Вечером кончила писать эту главу. А ночью будто кто-то упрямо крутил перед моими глазами пленку. И стоп-кадрами: бледные лица. запавшие глаза, чья-то рука, стряхивающая пепел с папиросы. И лампа над столом то ли в дыму, то ли в тумане. Что провиделось им? Верным ленинцам, сталинцам, кировцам? Нет, надо в другом порядке – ленинцам, кировцам, сталинцам. Мои-наши ведь были кировцы. Только меняло ли это хоть что-то в их работе, жизни, судьбе? В их прошлом и в их будущем? Теперь я задаю вопросы. Вроде как со стороны. Из другого мира. Но неужели они ничего не понимали, не предчувствовали? Из тех, кто в кировские страшные ночи был у нас дома, погибли все мужчины! Нет, не все. Один остался.

Однажды, уже после зимних каникул, я спросила у папы, когда же мы переедем в Ленинград. Он посмотрел на меня как-то удивленно, как будто не понял моего вопроса, а потом что-то вспомнил и ответил; «Мы? Наверное, никогда». И, может, видя, что я огорчена, добавил, что я зря не сказала раньше, могла бы в каникулы съездить. Но все можно поправить летом – ведь летом тоже каникулы, и даже куда длинней, чем зимой. Он как будто нарочно не хотел понимать, что я спрашиваю не про то, чтобы мне съездить туда, а про то, чтобы нам всем там жить.

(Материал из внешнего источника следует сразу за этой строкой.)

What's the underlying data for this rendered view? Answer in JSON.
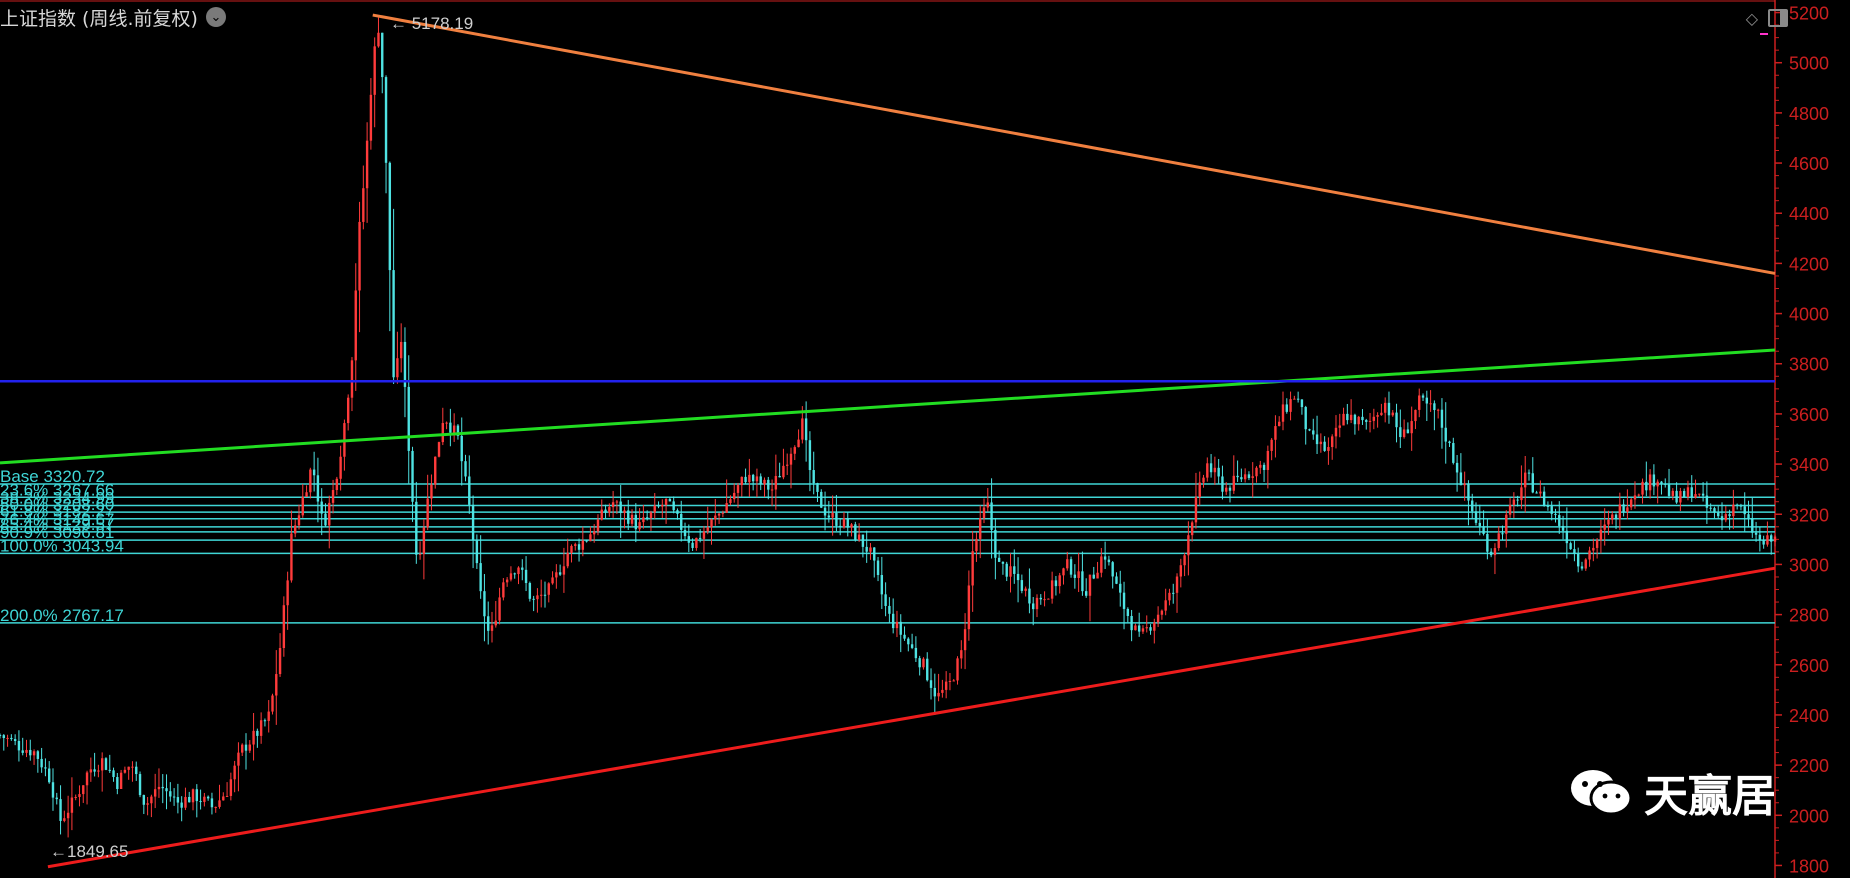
{
  "header": {
    "title": "上证指数 (周线.前复权)",
    "dropdown_icon": "chevron-down-icon"
  },
  "toolbar": {
    "icons": [
      "diamond-icon",
      "panel-toggle-icon"
    ]
  },
  "watermark": {
    "text": "天赢居",
    "icon": "wechat-icon"
  },
  "colors": {
    "up": "#ff3b3b",
    "down": "#4fe3e3",
    "fib": "#3fd6d6",
    "axis": "#cc1f1f",
    "resistance": "#f08040",
    "channel_top": "#22dd22",
    "channel_bottom": "#ee1c1c",
    "horizontal": "#2222ee"
  },
  "chart_data": {
    "type": "candlestick",
    "timeframe": "weekly",
    "ylim": [
      1750,
      5250
    ],
    "y_ticks": [
      1800,
      2000,
      2200,
      2400,
      2600,
      2800,
      3000,
      3200,
      3400,
      3600,
      3800,
      4000,
      4200,
      4400,
      4600,
      4800,
      5000,
      5200
    ],
    "annotations": [
      {
        "label": "5178.19",
        "value": 5178.19
      },
      {
        "label": "1849.65",
        "value": 1849.65
      }
    ],
    "fib_levels": [
      {
        "label": "Base 3320.72",
        "value": 3320.72
      },
      {
        "label": "23.6% 3267.66",
        "value": 3267.66
      },
      {
        "label": "38.2% 3234.99",
        "value": 3234.99
      },
      {
        "label": "50.0% 3208.60",
        "value": 3208.6
      },
      {
        "label": "61.8% 3182.27",
        "value": 3182.27
      },
      {
        "label": "76.4% 3149.67",
        "value": 3149.67
      },
      {
        "label": "85.4% 3129.57",
        "value": 3129.57
      },
      {
        "label": "90.9% 3096.81",
        "value": 3096.81
      },
      {
        "label": "100.0% 3043.94",
        "value": 3043.94
      },
      {
        "label": "200.0% 2767.17",
        "value": 2767.17
      }
    ],
    "trendlines": [
      {
        "name": "resistance",
        "start": [
          0.21,
          5190
        ],
        "end": [
          1.0,
          4160
        ]
      },
      {
        "name": "channel_top",
        "start": [
          0.0,
          3405
        ],
        "end": [
          1.0,
          3855
        ]
      },
      {
        "name": "channel_bottom",
        "start": [
          0.027,
          1795
        ],
        "end": [
          1.0,
          2985
        ]
      },
      {
        "name": "horizontal",
        "start": [
          0.0,
          3730
        ],
        "end": [
          1.0,
          3730
        ]
      }
    ],
    "close_path": [
      [
        0.0,
        2320
      ],
      [
        0.01,
        2280
      ],
      [
        0.02,
        2250
      ],
      [
        0.028,
        2150
      ],
      [
        0.034,
        1980
      ],
      [
        0.042,
        2060
      ],
      [
        0.05,
        2180
      ],
      [
        0.058,
        2220
      ],
      [
        0.066,
        2130
      ],
      [
        0.074,
        2210
      ],
      [
        0.082,
        2040
      ],
      [
        0.09,
        2120
      ],
      [
        0.1,
        2050
      ],
      [
        0.11,
        2080
      ],
      [
        0.12,
        2030
      ],
      [
        0.128,
        2100
      ],
      [
        0.136,
        2260
      ],
      [
        0.144,
        2320
      ],
      [
        0.152,
        2400
      ],
      [
        0.158,
        2680
      ],
      [
        0.164,
        3100
      ],
      [
        0.17,
        3250
      ],
      [
        0.176,
        3400
      ],
      [
        0.182,
        3150
      ],
      [
        0.188,
        3300
      ],
      [
        0.193,
        3500
      ],
      [
        0.198,
        3800
      ],
      [
        0.202,
        4300
      ],
      [
        0.206,
        4600
      ],
      [
        0.21,
        5000
      ],
      [
        0.214,
        5178
      ],
      [
        0.218,
        4500
      ],
      [
        0.222,
        3700
      ],
      [
        0.226,
        3900
      ],
      [
        0.23,
        3500
      ],
      [
        0.235,
        3000
      ],
      [
        0.242,
        3300
      ],
      [
        0.25,
        3600
      ],
      [
        0.258,
        3500
      ],
      [
        0.264,
        3250
      ],
      [
        0.27,
        2900
      ],
      [
        0.276,
        2700
      ],
      [
        0.284,
        2950
      ],
      [
        0.292,
        3000
      ],
      [
        0.3,
        2850
      ],
      [
        0.31,
        2900
      ],
      [
        0.32,
        3050
      ],
      [
        0.33,
        3100
      ],
      [
        0.345,
        3250
      ],
      [
        0.36,
        3150
      ],
      [
        0.375,
        3250
      ],
      [
        0.39,
        3080
      ],
      [
        0.405,
        3200
      ],
      [
        0.42,
        3350
      ],
      [
        0.435,
        3300
      ],
      [
        0.445,
        3450
      ],
      [
        0.452,
        3560
      ],
      [
        0.458,
        3300
      ],
      [
        0.466,
        3200
      ],
      [
        0.478,
        3150
      ],
      [
        0.49,
        3050
      ],
      [
        0.5,
        2800
      ],
      [
        0.51,
        2700
      ],
      [
        0.52,
        2600
      ],
      [
        0.528,
        2470
      ],
      [
        0.535,
        2520
      ],
      [
        0.542,
        2650
      ],
      [
        0.548,
        3050
      ],
      [
        0.556,
        3250
      ],
      [
        0.562,
        3000
      ],
      [
        0.572,
        2950
      ],
      [
        0.582,
        2850
      ],
      [
        0.592,
        2900
      ],
      [
        0.602,
        3000
      ],
      [
        0.612,
        2900
      ],
      [
        0.622,
        3050
      ],
      [
        0.632,
        2850
      ],
      [
        0.642,
        2700
      ],
      [
        0.652,
        2800
      ],
      [
        0.662,
        2900
      ],
      [
        0.672,
        3200
      ],
      [
        0.68,
        3400
      ],
      [
        0.69,
        3300
      ],
      [
        0.7,
        3350
      ],
      [
        0.712,
        3400
      ],
      [
        0.722,
        3600
      ],
      [
        0.73,
        3680
      ],
      [
        0.738,
        3500
      ],
      [
        0.748,
        3450
      ],
      [
        0.758,
        3600
      ],
      [
        0.77,
        3550
      ],
      [
        0.78,
        3650
      ],
      [
        0.79,
        3500
      ],
      [
        0.8,
        3650
      ],
      [
        0.81,
        3600
      ],
      [
        0.82,
        3400
      ],
      [
        0.83,
        3200
      ],
      [
        0.84,
        3050
      ],
      [
        0.85,
        3200
      ],
      [
        0.86,
        3350
      ],
      [
        0.87,
        3250
      ],
      [
        0.88,
        3150
      ],
      [
        0.89,
        3000
      ],
      [
        0.9,
        3100
      ],
      [
        0.91,
        3200
      ],
      [
        0.922,
        3300
      ],
      [
        0.934,
        3350
      ],
      [
        0.944,
        3250
      ],
      [
        0.954,
        3300
      ],
      [
        0.962,
        3220
      ],
      [
        0.97,
        3180
      ],
      [
        0.978,
        3250
      ],
      [
        0.986,
        3150
      ],
      [
        0.992,
        3080
      ],
      [
        1.0,
        3100
      ]
    ]
  }
}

Это удивительно, как тогда мне хотелось жить в Ленинграде. А через два с половиной года, поехав туда потому, что арестовали маму и папу, я люто возненавидела этот город. Стала воспринимать его как ссылку, как место, где обстоятельства держат меня насильно. И только возвратившись после армии, простила городу тоску и сиротство предвоенных лет. Тогда, в 1945 году, я снова стала ленинградкой, не по прописке, а душой… (Стр. 173–181).

* * *

Шел «Пушкинский год»[40]. Вместе с государственным возвратом Пушкина в школе стало можно читать Жуковского, Лермонтова. Не только «На смерть поэта», но тревожную, уже тревожащую любовную лирику. Гога ходил в школу с Баратынским. Севка читал Каролину Павлову и Анненского. Я, хотя дома был томик Есенина, переписывала какие-то стихи оттуда в заветную тетрадку. Сколько потерялось, а она сохранилась. И мы трое начинали утро с обсуждения очередной главы книги Вересаева «Пушкин в жизни». Их изо дня в день печатала газета «Известия». В школе появился литературный кружок… (208)

* * *

В шестом классе я снова вернулась в Севин дом после почти двухлетнего перерыва. Я стала старше. Неосознанно, но по-другому относилась к Севе. У меня появился повышенный интерес ко всему, что его окружает. Лида приняла меня и как девочку, которую она давным-давно знает, и почти как взрослую. Настолько, что всегда представляла меня своим гостям. И часто, когда у Севы были только брат Игорь и я, нас звали в Эдину (теперь Лидину) комнату пить чай или ужинать. Мне кажется, что только теперь я увидела ее сестер Ольгу Густавовну[41] (маму Игоря) и младшую из всех троих – Серафиму Густавовну[42]. Они так же, как когда-то Лида, настаивали, чтобы я называла их просто по именам. С ними это было не трудно. Я сразу начала их так называть. Оля бывала у Лиды реже, чем Сима, хотя жила в том же доме, и обычно только забегала на несколько минут. А Сима почти ежедневно и целыми днями. И почти всегда там же был ее муж, Владимир Иванович Нарбут[43], круглолысоголовый, неулыбчивый, однорукий. Пустой рукав заправлен в карман пиджака. Раненый. На гражданской войне. Он вызывал у меня доверие. Только его из всех Лидиных завсегдатаев Сева (и я, конечно) звал по имени-отчеству.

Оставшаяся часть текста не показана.